Article Summary "A Framework for understanding whiteness in mathematics education" By Battey & Leyva

At first, I thought that this article only uses Critical Race Theory (CRT) because it mentions race a lot. For example, on page 51, Battey & Leyva wrote "thus, whiteness is a foundational concept for racism. Whiteness creates an ideal race, with which to devalue and then oppress other racial groups". In addition, Battey & Leyva cites the question of Haney-Lopez (2006) on page 53 that race is only about two things, namely black and white, other groups such as Jews, Native Americans, Asians, and Latinos are more difficult to classify in the racial hierarchy in America. Union. The original sentence of the quote from Haney-Lopez (2006) is as follows, "While many in the United States conceptualize race as a Black/White binary, groups such as Jews, Native Americans, Asians, and Latin's have proved more difficult to classify in the racial hierarchy within the US context".

Dan Battey

However, on page 60, Battey & Leyva cites the opinion of Acker (2000) which states that gender can influence race through processes and actions to continue injustice on the broader society. The editorial of the sentence outlined by Battey & Leyva is "Acker (2000) used work on gender to examine how organizational logic impacts intersections with race and class through processes, actions, and meanings, maintaining inequities within a broader society". Battey & Leyva strengthen feminist theory with the findings of Acker (1990) and Moore (2008), namely "The labor level draws on both Acker's and Moore's work as well. Acker (1990) discussed how gendered forms of interaction place more of an emotional burden on women that they must bear in the workplace. In extending this work, Moore (2008) connected this emotional labor to African Americans' burden due to whiteness. This emotional labor comes in the form of regulating dissatisfaction, frustration, and anger due to being subjected to deficit views, racial slights, and forced compliance". Thus, in this article, Battey & Leyva also use feminist theory as an adjunct to CRT.

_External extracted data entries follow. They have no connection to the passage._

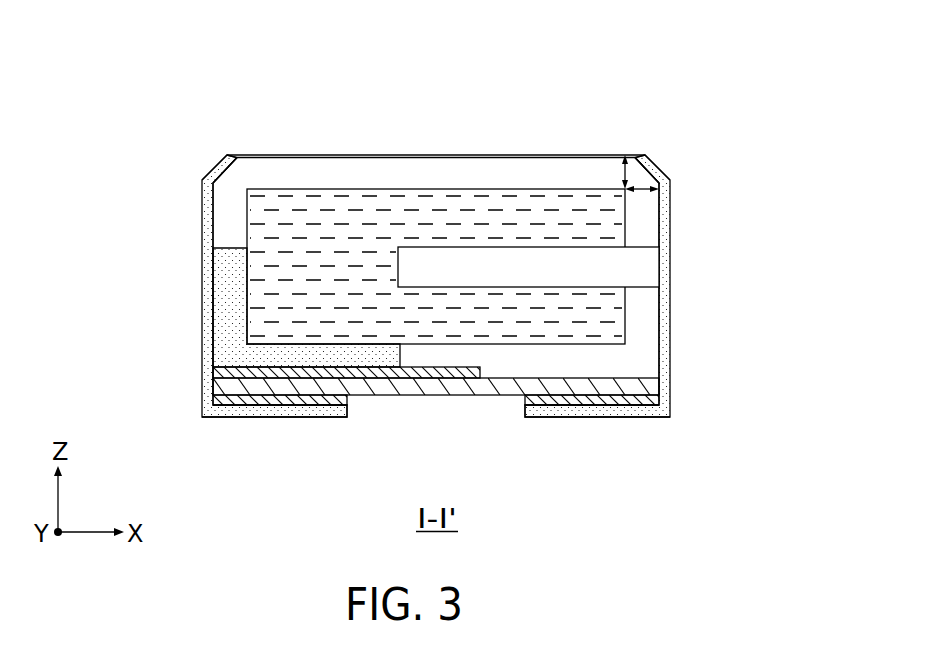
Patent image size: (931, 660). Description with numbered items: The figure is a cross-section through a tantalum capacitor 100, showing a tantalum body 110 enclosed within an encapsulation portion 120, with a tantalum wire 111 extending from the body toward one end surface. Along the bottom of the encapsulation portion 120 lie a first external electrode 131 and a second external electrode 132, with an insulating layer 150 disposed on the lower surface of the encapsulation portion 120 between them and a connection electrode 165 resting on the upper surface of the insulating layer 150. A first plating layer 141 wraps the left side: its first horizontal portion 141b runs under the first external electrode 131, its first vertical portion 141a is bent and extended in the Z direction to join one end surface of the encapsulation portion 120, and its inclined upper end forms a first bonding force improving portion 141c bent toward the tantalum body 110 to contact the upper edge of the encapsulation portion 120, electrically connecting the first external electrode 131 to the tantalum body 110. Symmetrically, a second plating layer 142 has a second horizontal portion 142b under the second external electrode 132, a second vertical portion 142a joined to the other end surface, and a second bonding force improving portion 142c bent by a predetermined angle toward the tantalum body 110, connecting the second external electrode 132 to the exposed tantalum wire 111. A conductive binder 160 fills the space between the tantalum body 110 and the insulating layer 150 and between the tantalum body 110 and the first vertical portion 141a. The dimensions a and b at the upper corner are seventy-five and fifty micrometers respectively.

The tantalum capacitor 100 is at (295, 72).
The tantalum body 110 is at (443, 203).
The tantalum wire 111 is at (527, 265).
The encapsulation portion 120 is at (325, 172).
The first external electrode 131 is at (337, 397).
The second external electrode 132 is at (567, 403).
The first plating layer 141 is at (192, 295).
The first vertical portion 141a is at (203, 297).
The first horizontal portion 141b is at (247, 427).
The first bonding force improving portion 141c is at (212, 165).
The second plating layer 142 is at (681, 296).
The second vertical portion 142a is at (665, 298).
The second horizontal portion 142b is at (650, 389).
The second bonding force improving portion 142c is at (662, 167).
The insulating layer 150 is at (449, 395).
The conductive binder 160 is at (268, 355).
The connection electrode 165 is at (393, 373).
The dimension a is at (643, 188).
The dimension b is at (623, 170).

More clearly, this article explains about whiteness study. This can be seen in the title of the article which mentions "understanding whiteness". In addition, there are 178 whiteness words that the author uses in this article. On page 51, Battey & Leyva cites Kivel's (2011) statement that "racism is based on the concept of whiteness - a powerful fiction enforced by power and violence". This whiteness study is also essential to discuss in the concept of mathematics education because it affects students' lives, both inside and outside the classroom. Often African-American students are considered less capable of understanding mathematics than white students. The editorial of the sentence used in expressing discrimination of African-American students in mathematics class is on page 53, namely "these frames serve to position African American students as deficient and as needing to "live up," so to speak, to white norms of behavior and achievement".

white face mask

Students should gain knowledge without being differentiated by race, as stated by Martin (2013), namely "...the assertion of knowledge production as neutral and impartial, unconnected to power relations". However, the reality is that African-American students have experienced injustice in teaching and learning activities. Knowledge back then was acquired based on race. White students benefit from white supremacy as stated by Battey & Leyva on page 50 namely "while white privilege refers to benefits from racism in favor of whites, white supremacy is the systemic maintenance of the dominant position that produces white privilege".

Teaching and learning activities should not discriminate against race. However, in reality, in every domain, black students are considered less capable of learning mathematics. On page 67, Battey & Leyva quotes Ladson-Billings (1997) and Lubienski (2002), "The literature on African American and Latin students is replete with classroom settings that only ask students to replicate procedures, follow worksheets page by page, and that lack the opportunity to engage in cognitive depth". African-American students were given only simple assignments and only given orders to replicate according to procedures without involving a profound cognitive realm. The emotional realm of students also influences the low cognitive ability of students. On page 69, Battey & Leyva reveals that "this emotional labor is connected to slowing students' cognitive mathematical engagement as well". The discrimination experienced by students every day makes negative feelings such as sadness, frustration, and anger increase. In teaching, both in mathematics and other subjects, there should be no racial discrimination. Students whether white, African-American, Latino, Asian deserve equal equality in education.

One of the aims of this article is to provide a framework for understanding white supremacy, especially in mathematics education, through ideology, physical space, interaction, and student resistance (Battey & Leyva, 2016, p. 76). The data was obtained from previous articles and books for later analysis by the author. In other words, the author uses a literature study. The conclusion from this literature review is "there is a danger in re-centering whiteness". Students should be treated fairly in math classes, regardless of race.


Battey, D., & Leyva, L. A. (2016). A Framework for Understanding Whiteness in Mathematics Education. Journal of Urban Mathematics Education9(2), 49-80.